Russian Bill Aims to Ban Homosexuality
In Russia, there is a bill that proposes to fine people up to $16,000 for the “propaganda of sodomy, lesbianism, bisexuality and transgenderism” according to CBS News. This bill already passed by the Lower House of Parliament by a vote of 388-1-1.
According to The Washington Post, the purpose of the bill is to protect minors from sexual propaganda because “this propaganda goes through the mass media and public events that propagate homosexuality as normal behavior” and “they are unable to evaluate the information critically”.

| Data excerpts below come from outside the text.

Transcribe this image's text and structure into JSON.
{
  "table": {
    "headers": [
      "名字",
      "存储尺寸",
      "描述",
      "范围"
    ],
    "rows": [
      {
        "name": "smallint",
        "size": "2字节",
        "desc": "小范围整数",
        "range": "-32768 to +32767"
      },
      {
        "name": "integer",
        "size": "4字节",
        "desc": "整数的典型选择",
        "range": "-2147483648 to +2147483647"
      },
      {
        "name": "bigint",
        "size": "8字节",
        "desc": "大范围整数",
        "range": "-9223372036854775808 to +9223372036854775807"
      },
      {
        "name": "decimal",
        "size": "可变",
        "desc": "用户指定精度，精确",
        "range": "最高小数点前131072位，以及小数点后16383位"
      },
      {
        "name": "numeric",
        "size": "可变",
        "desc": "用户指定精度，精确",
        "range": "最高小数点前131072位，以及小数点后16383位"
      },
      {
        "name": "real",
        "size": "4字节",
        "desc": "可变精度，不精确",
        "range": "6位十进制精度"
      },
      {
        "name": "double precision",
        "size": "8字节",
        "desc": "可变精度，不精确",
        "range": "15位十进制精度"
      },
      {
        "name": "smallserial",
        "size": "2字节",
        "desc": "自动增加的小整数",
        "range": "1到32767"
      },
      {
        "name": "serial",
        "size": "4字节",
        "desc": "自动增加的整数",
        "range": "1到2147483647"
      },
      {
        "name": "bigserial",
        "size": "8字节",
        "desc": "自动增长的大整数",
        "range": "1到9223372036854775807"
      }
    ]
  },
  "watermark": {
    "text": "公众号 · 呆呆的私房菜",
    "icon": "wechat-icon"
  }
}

This bill has received widespread support from the Orthodox Church and the general public.
“Until this scum gets off of Russian land, I fully share the views of those who are trying to purge our motherland of it,” said Rev. Sergiy Rybko for the Orthodoxy and World online magazine. There was a survey taken by the Levada Center last year that shows that two thirds of Russians find homosexuality “morally unacceptable and worth condemning.” Also, a third of those surveyed thought homosexuality is the result of “a sickness or a psychological trauma.”

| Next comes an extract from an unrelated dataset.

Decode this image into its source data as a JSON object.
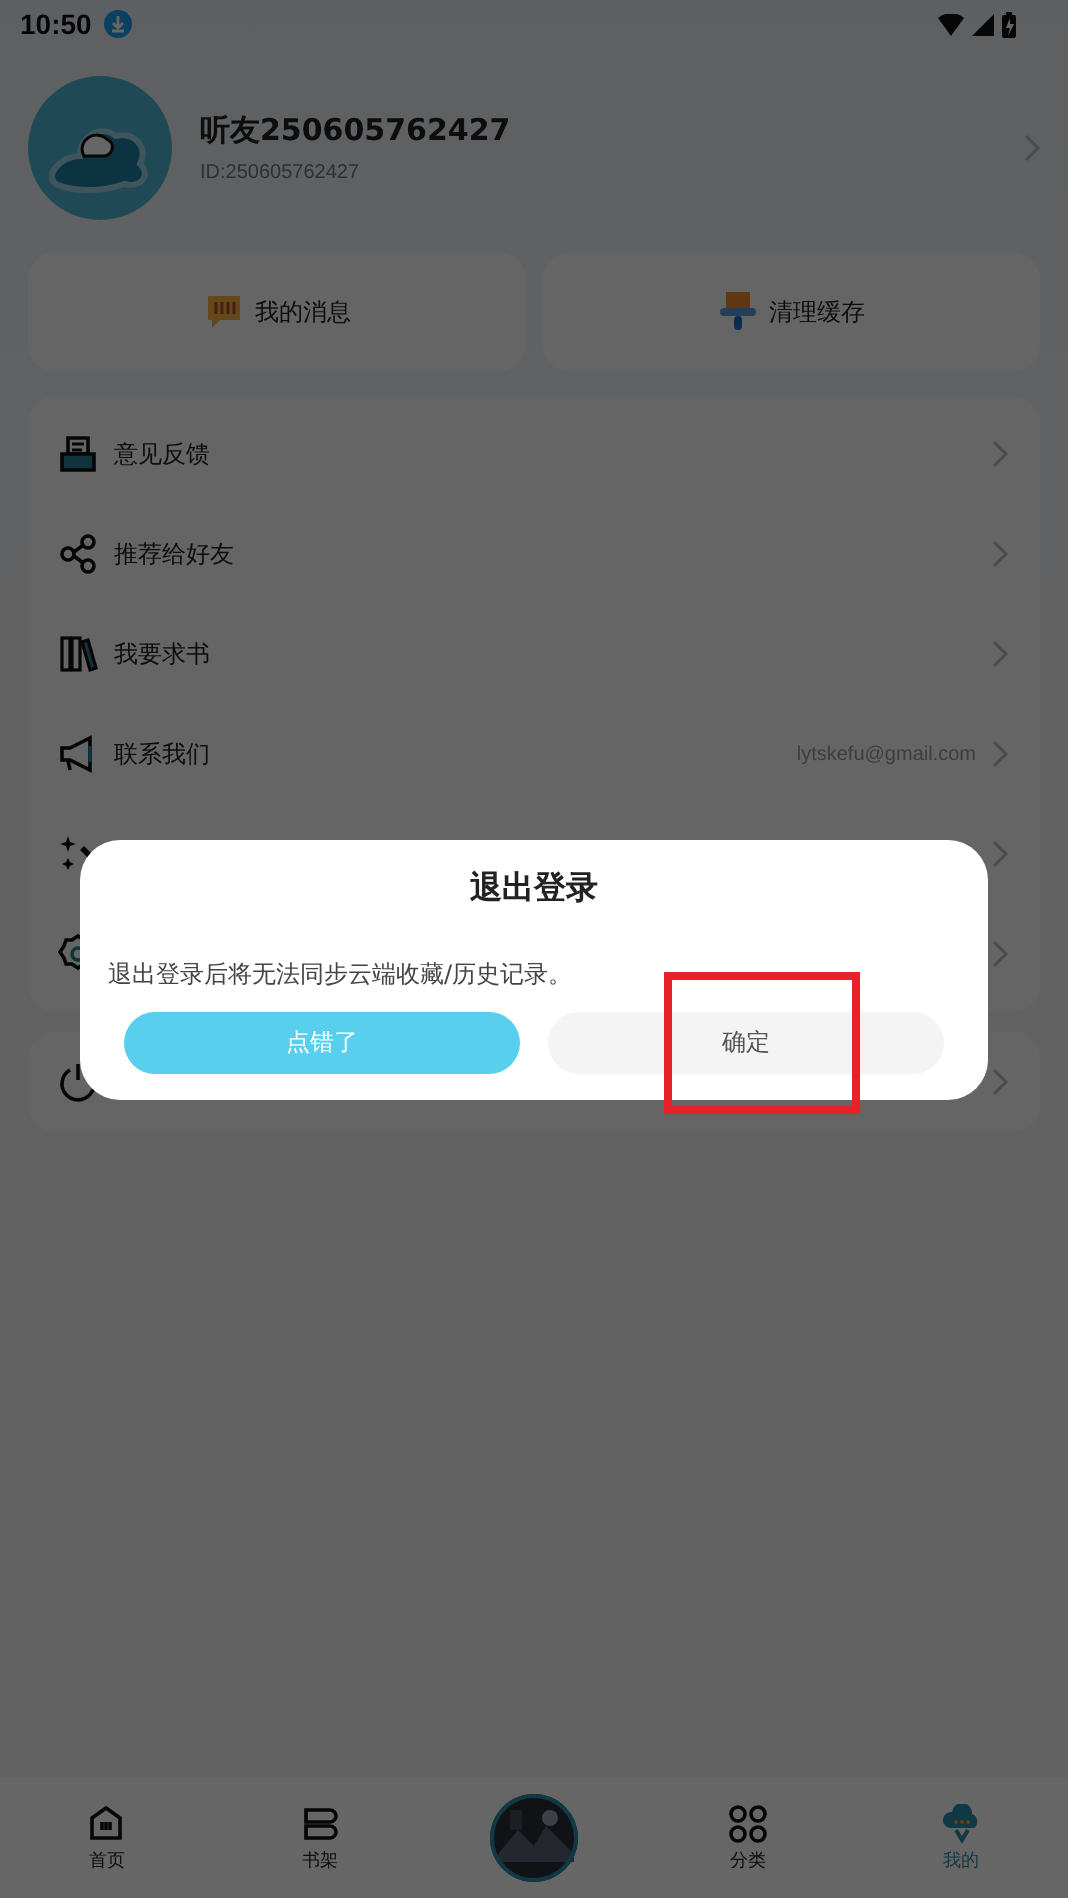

On both Tuesday and Friday of this past week, LGBT members showed public displays of affection near the Lower House of Parliament in retaliation for the proposed bill. The rallies were broken up by Orthodox activists, and on Friday, the police detained 20 people, most of them being LGBT members.
Opponents of the bill have said that this law is simply a way for Vladimir Putin to boost his popularity and appeal to traditional Russian values.
“Animosity towards gays and lesbians is widespread in society, and the Duma, which has approved a number of unpopular laws, hopes it can win some popularity with an anti-gay law. It is relying on the ignorance of people who think homosexuality is some sort of distortion,” said veteran human rights campaigner Lyudmila Alexeyeva to Reuters.
Nearby countries of Turkmenistan and Uzbekistan have laws that make same-sex feelings illegal, and although Russia decriminalized same-sex love in 1993, legislations in St. Petersburg, Arkhangelsk and Ryazan have outlawed it.